Adverse individual outcomes of healthcare
The tragic case of paediatric oncologist Cyril Karabus and the publicity surrounding it have highlighted some of the emotive issues that arise out of adverse outcomes of healthcare.
When a patient dies or suffers an adverse event as a result of treatment or hospitalisation, the family’s normal human emotions of shock, sadness and disappointment are easily and frequently projected into anger, culprit seeking and a desire for punishment and revenge. These are fairly common reactions that should be constructively channelled and worked through, if necessary with the help of appropriate counselling, while professional review and regulatory mechanisms ensure that any professional or healthcare system culpability is identified and dealt with.
The matter becomes problematic when a public figure or authority starts to champion emotional reactions expressed by the family or in the media as matters for legal investigation or prosecution before all relevant aspects of the case, including those of professional ethical behaviour and management, have been considered. After all, individual unexpected adverse reactions and outcomes arise as a consequence of a variety of circumstances that may include medical mishap, patient factors, healthcare system failure and indeed also malpractice, and certainly do not point to health worker culpability in each instance.
Medical mishap refers to an adverse event that occurs as a consequence of a medical procedure or therapy that is unpredictable in the individual case but not due to any omission or wrongdoing on the part of the health worker. Anaphylaxis after an injection or a fatal complication of a vaccination may even be a known risk, but it is usually unpredictable in the individual patient and is certainly not a priori due to health worker negligence. This type of adverse event is difficult to cope with for both the family and the health worker, as it is so unexpected, even though its risk of occurrence might have been known and mentioned when obtaining informed consent.

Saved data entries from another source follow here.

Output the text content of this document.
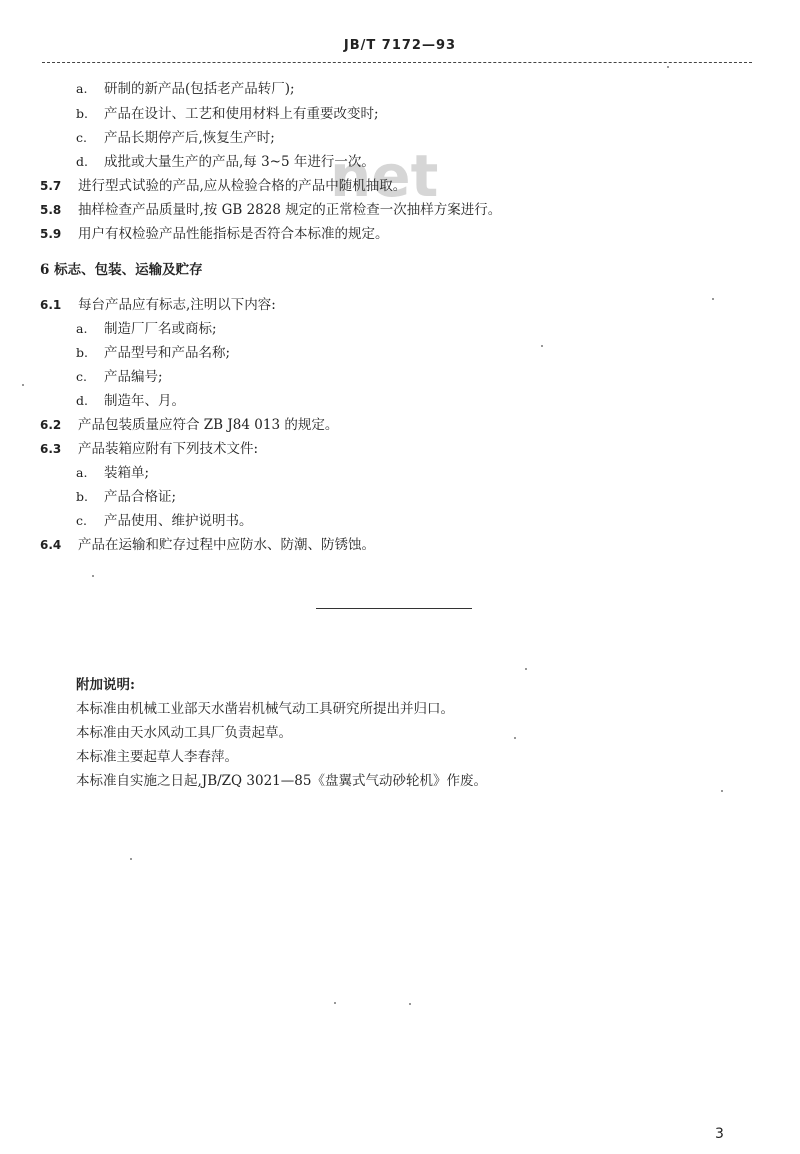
JB/T 7172—93
net
a. 研制的新产品(包括老产品转厂);
b. 产品在设计、工艺和使用材料上有重要改变时;
c. 产品长期停产后,恢复生产时;
d. 成批或大量生产的产品,每 3~5 年进行一次。
5.7 进行型式试验的产品,应从检验合格的产品中随机抽取。
5.8 抽样检查产品质量时,按 GB 2828 规定的正常检查一次抽样方案进行。
5.9 用户有权检验产品性能指标是否符合本标准的规定。
6 标志、包装、运输及贮存
6.1 每台产品应有标志,注明以下内容:
a. 制造厂厂名或商标;
b. 产品型号和产品名称;
c. 产品编号;
d. 制造年、月。
6.2 产品包装质量应符合 ZB J84 013 的规定。
6.3 产品装箱应附有下列技术文件:
a. 装箱单;
b. 产品合格证;
c. 产品使用、维护说明书。
6.4 产品在运输和贮存过程中应防水、防潮、防锈蚀。
附加说明:
本标准由机械工业部天水凿岩机械气动工具研究所提出并归口。
本标准由天水风动工具厂负责起草。
本标准主要起草人李春萍。
本标准自实施之日起,JB/ZQ 3021—85《盘翼式气动砂轮机》作废。
3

At other times adverse outcomes occur because the treatment or procedure itself was known to carry high risk but the only alternative was progressive disease or death without attempted treatment. These situations require detailed prior counselling and the patient’s fully informed consent to avoid misunderstandings and accusations if things do go wrong.
Individual patients also certainly suffer adverse events because of health system failure or inadequacy. When a patient dies due to lack of oxygen because there were no back-up or replacement cylinders available, is the treating health professional to blame, or the whole chain of provisioning and maintenance?
Numerous examples exist of adverse outcomes due to health system failure ranging from failure to provide or maintain resources such as ambulances to lack of adequately trained staff, healthcare facilities and drugs. In such cases, responsibility for adverse outcomes cannot be delegated to the professional who has to deliver healthcare. There is no doubt about the system’s culpability, but it becomes much more difficult to apportion punishable blame, and in any given country, culpability is obviously relative to what might reasonably be expected given a system’s capacity and sophistication.
In the build-up to the National Health Insurance envisaged for South Africa, it has to be expected that adverse outcomes of systemic healthcare failures will be closely scrutinised.
The most emotive adverse outcome is that due to medical malpractice, defined as the health professional’s failure to adhere to recognised norms and guidelines of patient management. This may include acts of commission or omission and extends to culpable ignorance in respect of life-threatening conditions. It could be argued that much bad practice relates to inadequate training and supervision and insufficient continuing professional development. Over and above their doctors’ actual management, however, patients frequently experience a perceived lack of caring and failure to communicate honestly and openly as most hurtful. This is the type of adverse outcome that should be wholly preventable, and for which the responsible party has to accept the consequences of professional censure, legal prosecution and civil litigation.
Everything possible should be done to minimise the risk of adverse outcomes of patient care, but in all situations honest disclosure and open communication will help to reduce the pain, the anger and the confrontation.
We are happy to see an increasing number of submissions to SAJCH. Inevitably, this leads to delays in seeing your articles in print. For this we are sorry, but we hope that this issue’s mix of research studies and illustrative case reports makes interesting and varied reading.